It has taken over a year to get to the point that I found two critical things: doctors I can trust, and enough information, reliable information, to make informed decision for myself.
The most important thing to say here is that you must take charge of your own care. I’m going to be blunt. There are physicians, specialists mainly, who will not provide you with the full picture and guide you to the alternatives available you so that you can make your own, well-informed decisions about what treatments are appropriate for you. Some are operating from their own agendas which may not be in your best interests.
The majority of the time between my initial diagnosis and deciding on doctors and treatment was consumed in finding relevant information then in locating and seeing an oncologist who specialized in prostate cancer (PC) and was not allied to any particular field or specialty practice. My worst experiences were with urologists. Picking up where I left off with my previous posts, the short version is this:
I went to a respected doctor, recommended by one of PCRI support people who had heard this guy talk on PC for a second opinion. When I walked into the place, I discovered it was a urology clinic. My first impulse, which I should have followed, was to immediately cancel the appointment and leave. I stayed. The urologist, who will remain unnamed here, met with me. I had taken care to ensure that all of my medical records, biopsy report, etc. had been sent to him weeks ahead of my appointment. It was immediately obvious, watching him scan through the computer in the exam room, and from the elementary questions he asked me, that he was familiar with none of the material I had provided to him before my visit.
Worse, I had been assured that I would be meeting with a team of different specialists and getting a good review from different medical perspectives. This didn’t happen, or if it did before (or after this ill-fated visit), I am not assured how it was conducted or what was actually said.
At one point, early in my visit, he told me that although he recommended treatment, I really had nothing to worry about for the next five to seven years. Plenty of time to decide what I wanted to do. Then, later, he said I should have treatment within the next six months. What treatment? His, of course. He then launched into what I can only term as a sales pitch for himself and the kind of surgery he was skilled in – old-school hands-on surgery, not this new-fangled robotic surgery. (That was the favorite of my first urologist, even though he was not old or experienced enough to have been good at it, as I later discovered. He was also a rude jerk whom I quickly fired.) This urologist then commenced to denigrate not only robotic surgery, but most other kinds of recognized treatments: radiology, hormone, bracheotherapy (seed implants), etc. He assured me he had done hundreds of hands-on surgical procedures and, for him, it was like cruise control. I would be happy, he assured me, and suffer virtually no side effects.

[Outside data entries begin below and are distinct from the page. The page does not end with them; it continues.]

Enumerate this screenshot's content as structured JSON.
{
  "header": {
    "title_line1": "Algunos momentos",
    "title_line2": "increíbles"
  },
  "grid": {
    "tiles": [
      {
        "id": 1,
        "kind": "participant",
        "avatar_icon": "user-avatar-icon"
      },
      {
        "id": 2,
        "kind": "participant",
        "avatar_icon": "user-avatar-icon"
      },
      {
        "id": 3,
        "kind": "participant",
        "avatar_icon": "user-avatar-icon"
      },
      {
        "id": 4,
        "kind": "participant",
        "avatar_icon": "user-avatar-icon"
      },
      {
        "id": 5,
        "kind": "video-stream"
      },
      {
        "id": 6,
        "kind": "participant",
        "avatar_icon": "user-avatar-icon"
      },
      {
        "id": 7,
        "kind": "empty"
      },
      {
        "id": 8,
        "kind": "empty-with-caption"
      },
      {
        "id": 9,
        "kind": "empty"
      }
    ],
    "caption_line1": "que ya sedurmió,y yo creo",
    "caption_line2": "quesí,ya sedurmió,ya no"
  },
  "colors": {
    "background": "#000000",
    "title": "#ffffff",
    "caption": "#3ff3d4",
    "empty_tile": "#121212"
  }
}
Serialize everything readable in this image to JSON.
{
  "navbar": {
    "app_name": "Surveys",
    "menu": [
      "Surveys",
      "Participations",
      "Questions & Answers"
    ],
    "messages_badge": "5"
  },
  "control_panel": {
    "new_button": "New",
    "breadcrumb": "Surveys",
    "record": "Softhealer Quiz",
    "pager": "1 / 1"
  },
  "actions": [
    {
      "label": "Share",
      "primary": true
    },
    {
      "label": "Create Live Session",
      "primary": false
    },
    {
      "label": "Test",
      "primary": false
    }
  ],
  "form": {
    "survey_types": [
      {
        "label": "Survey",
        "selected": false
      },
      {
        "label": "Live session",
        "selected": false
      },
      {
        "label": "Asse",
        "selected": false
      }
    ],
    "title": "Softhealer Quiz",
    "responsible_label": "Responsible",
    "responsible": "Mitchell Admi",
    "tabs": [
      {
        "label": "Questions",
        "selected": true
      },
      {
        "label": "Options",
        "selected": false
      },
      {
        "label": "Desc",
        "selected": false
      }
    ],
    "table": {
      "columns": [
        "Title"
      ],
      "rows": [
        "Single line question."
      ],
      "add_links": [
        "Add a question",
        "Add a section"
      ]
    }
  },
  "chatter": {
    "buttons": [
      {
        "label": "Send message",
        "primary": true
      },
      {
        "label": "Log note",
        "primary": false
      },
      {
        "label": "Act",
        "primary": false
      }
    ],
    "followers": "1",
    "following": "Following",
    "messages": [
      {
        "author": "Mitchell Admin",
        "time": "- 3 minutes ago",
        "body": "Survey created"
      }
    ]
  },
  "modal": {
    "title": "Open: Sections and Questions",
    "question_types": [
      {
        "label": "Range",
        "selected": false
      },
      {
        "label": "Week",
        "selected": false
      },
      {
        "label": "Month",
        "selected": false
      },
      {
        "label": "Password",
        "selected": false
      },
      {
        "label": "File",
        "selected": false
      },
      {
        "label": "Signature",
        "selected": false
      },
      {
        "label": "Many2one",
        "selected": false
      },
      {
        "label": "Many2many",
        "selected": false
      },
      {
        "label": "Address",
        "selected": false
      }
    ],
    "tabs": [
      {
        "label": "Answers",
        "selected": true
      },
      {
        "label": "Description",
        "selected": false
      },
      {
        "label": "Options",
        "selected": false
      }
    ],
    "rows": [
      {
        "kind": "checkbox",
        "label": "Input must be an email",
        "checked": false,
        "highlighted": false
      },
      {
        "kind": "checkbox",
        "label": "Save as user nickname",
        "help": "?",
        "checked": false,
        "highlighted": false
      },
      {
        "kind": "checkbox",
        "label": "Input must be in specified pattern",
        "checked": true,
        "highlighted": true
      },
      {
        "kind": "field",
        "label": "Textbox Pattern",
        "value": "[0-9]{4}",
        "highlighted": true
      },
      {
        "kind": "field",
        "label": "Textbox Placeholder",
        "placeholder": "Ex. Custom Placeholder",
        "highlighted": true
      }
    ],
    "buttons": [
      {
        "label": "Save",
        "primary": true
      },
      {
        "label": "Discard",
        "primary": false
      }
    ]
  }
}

I left as soon as possible.
After more research and confusion, I contacted Dr. Mark Sholz in California and he agreed to see me. This was fated not to be. When my wife and I left on our trip from Colorado to California, we had serious car trouble and spent five days in Albuquerque, NM, while the car was repaired. I missed my appointment and burned through our cash and credit reserves in the process. Back to California. Further mis-adventures occurred in attempting to talk with Dr. Sholz, so we decided to find an experienced oncologist specializing in PC closer to home.
We were successful, and, strangely enough, found our man practicing now out of Albuquerque. After a few visits with him, I have begun hormone therapy and am scheduled to start external beam radiation for five weeks as a follow on. Afterwards, I will travel to Seattle for radioactive seed implants by a doctor I like and trust.
During this period, in Seattle, I had a thorough MRI to get a good look at the extent of the PC. This is a painless, though somewhat obnoxiously noise procedure and provides immensely better results and less risk than the needle biopsy.
If I have one thing to say about the needle biopsy to other men it is: don’t do it.
There are much better and more accurate assessment methods than having your prostate punctured with needles and running the risk of infection. Besides, it’s barbaric.
This is my status at the moment. I feel fine and optimistic about my future and the professionals I have finally found are good, caring and treat me like they would like to be treated as well. If your health care workers and doctors don’t treat you like that, I’d say, move on and find those that will.